China Currency Exchange Rate Essay Example for Free

mainland China Currency Exchange Rate judgeThe currency regime draged by China is neither fixed nor flexible exchange stride system. China has announced in 2005 the end of its firm peg against the dollar, instead allowing it to trade within a narrow band against a basket of currencies. China regime is managed floating system where the currency increases really slowly year by year and the China government prevent the currency from changing quick in the short term. The reason why Chinese government intervene in the currency trade is to lower exchange rate to increase employment, maintain a fixed rate to maintain stableness and improve their current account deficit.
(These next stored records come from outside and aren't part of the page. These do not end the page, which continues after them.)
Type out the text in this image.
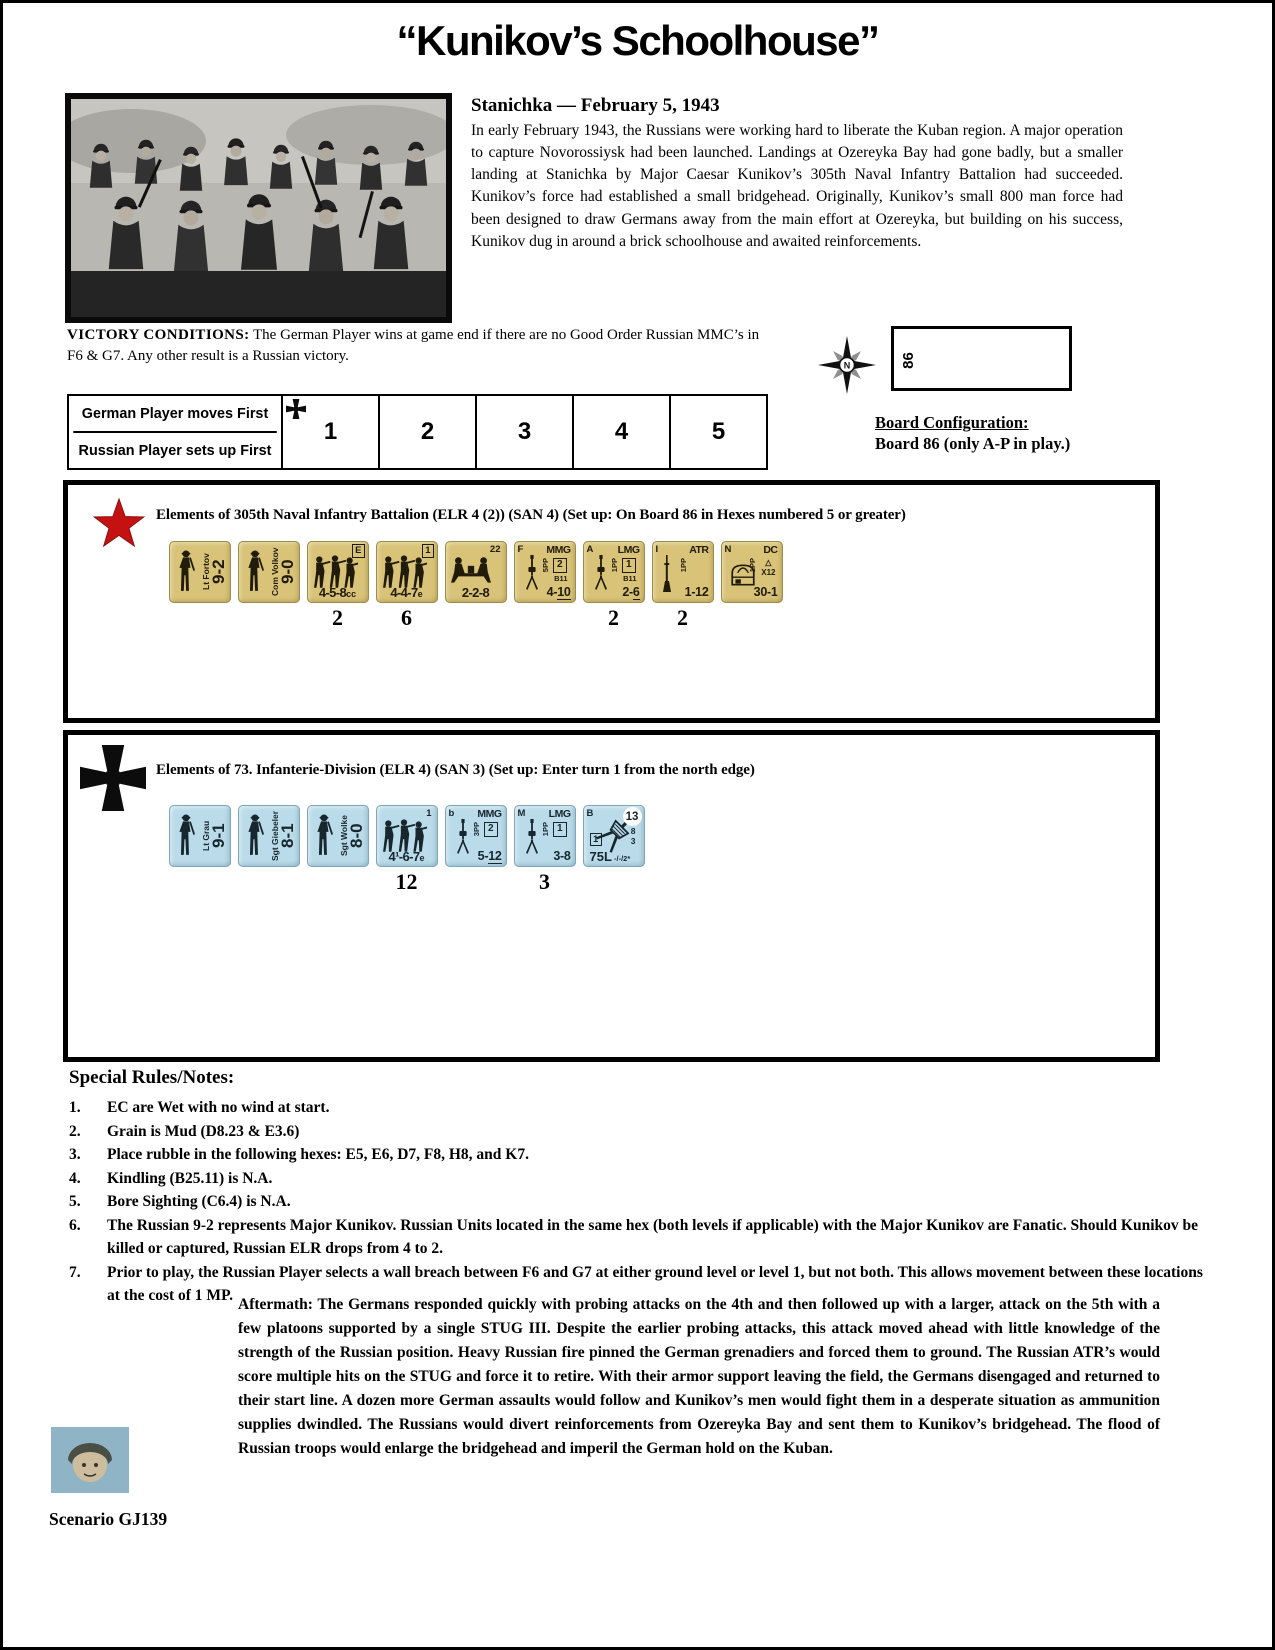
“Kunikov’s Schoolhouse”
Stanichka — February 5, 1943

In early February 1943, the Russians were working hard to liberate the Kuban region. A major operation to capture Novorossiysk had been launched. Landings at Ozereyka Bay had gone badly, but a smaller landing at Stanichka by Major Caesar Kunikov’s 305th Naval Infantry Battalion had succeeded. Kunikov’s force had established a small bridgehead. Originally, Kunikov’s small 800 man force had been designed to draw Germans away from the main effort at Ozereyka, but building on his success, Kunikov dug in around a brick schoolhouse and awaited reinforcements.

VICTORY CONDITIONS: The German Player wins at game end if there are no Good Order Russian MMC’s in F6 & G7. Any other result is a Russian victory.
German Player moves First
Russian Player sets up First
1	2	3	4	5
N	86
Board Configuration:
Board 86 (only A-P in play.)
Elements of 305th Naval Infantry Battalion (ELR 4 (2)) (SAN 4) (Set up: On Board 86 in Hexes numbered 5 or greater)
Lt Fortov
9-2	Com Volkov
9-0
E
4-5-8cc
2
1
4-4-7e
6
22
2-2-8
F MMG
5PP 2
B11
4-10
A LMG
1PP 1
B11
2-6
2
I	ATR
1PP
1-12
2
N	DC
1PP	△
X12
30-1
Elements of 73. Infanterie-Division (ELR 4) (SAN 3) (Set up: Enter turn 1 from the north edge)
Lt Grau
9-1	Sgt Giebeler
8-1	Sgt Wolke
8-0
1
4¹-6-7e
12
b MMG
3PP 2
5-12
M LMG
1PP 1
3-8
3
B	13
8
3
1
75L -/-/2*
Special Rules/Notes:
1.	EC are Wet with no wind at start.
2.	Grain is Mud (D8.23 & E3.6)
3.	Place rubble in the following hexes: E5, E6, D7, F8, H8, and K7.
4.	Kindling (B25.11) is N.A.
5.	Bore Sighting (C6.4) is N.A.
6.	The Russian 9-2 represents Major Kunikov. Russian Units located in the same hex (both levels if applicable) with the Major Kunikov are Fanatic. Should Kunikov be killed or captured, Russian ELR drops from 4 to 2.
7.	Prior to play, the Russian Player selects a wall breach between F6 and G7 at either ground level or level 1, but not both. This allows movement between these locations at the cost of 1 MP.
Aftermath: The Germans responded quickly with probing attacks on the 4th and then followed up with a larger, attack on the 5th with a few platoons supported by a single STUG III. Despite the earlier probing attacks, this attack moved ahead with little knowledge of the strength of the Russian position. Heavy Russian fire pinned the German grenadiers and forced them to ground. The Russian ATR’s would score multiple hits on the STUG and force it to retire. With their armor support leaving the field, the Germans disengaged and returned to their start line. A dozen more German assaults would follow and Kunikov’s men would fight them in a desperate situation as ammunition supplies dwindled. The Russians would divert reinforcements from Ozereyka Bay and sent them to Kunikov’s bridgehead. The flood of Russian troops would enlarge the bridgehead and imperil the German hold on the Kuban.
Scenario GJ139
China government manage its currency rate by purchasing foreign currencies to increase supply of China currency, therefore lowering its currency measure out. They also lower the value of its currency by lowering their interest rates.In the case of China, it is very difficult and challenging for them to adopt the fixed exchange rate system due to their disadvantages. Firstly, China government must always make up its interest rate so maintain the exchange rate. Changing the interest rate frequently testament cause fluctuations in investments and growth and also stable employment.There is also a possibility that the merchandise rate may be set at the wrong level. For example, if it was set at a higher(prenominal) level, this could affect China export competitiveness and their domestic market will suffer.Question 4bThough China has been heavily criticised by some foreign countries like USA for their practice, there are some advantages to managed lessen system. Firstly, the managed flow system will ensure stability in China compared to floating. This is because if China suddenly apprize their currency, their exports production will suffer and there will be lots of unemployment as a result. even there are disadvantages to managed floating system as well. People will try to challenge the hit funds from the currency as this system is very prone to speculative attack. Experiences have shown that speculative attacks could minify the growth of a countrys gross domestic product by 6 percent or more.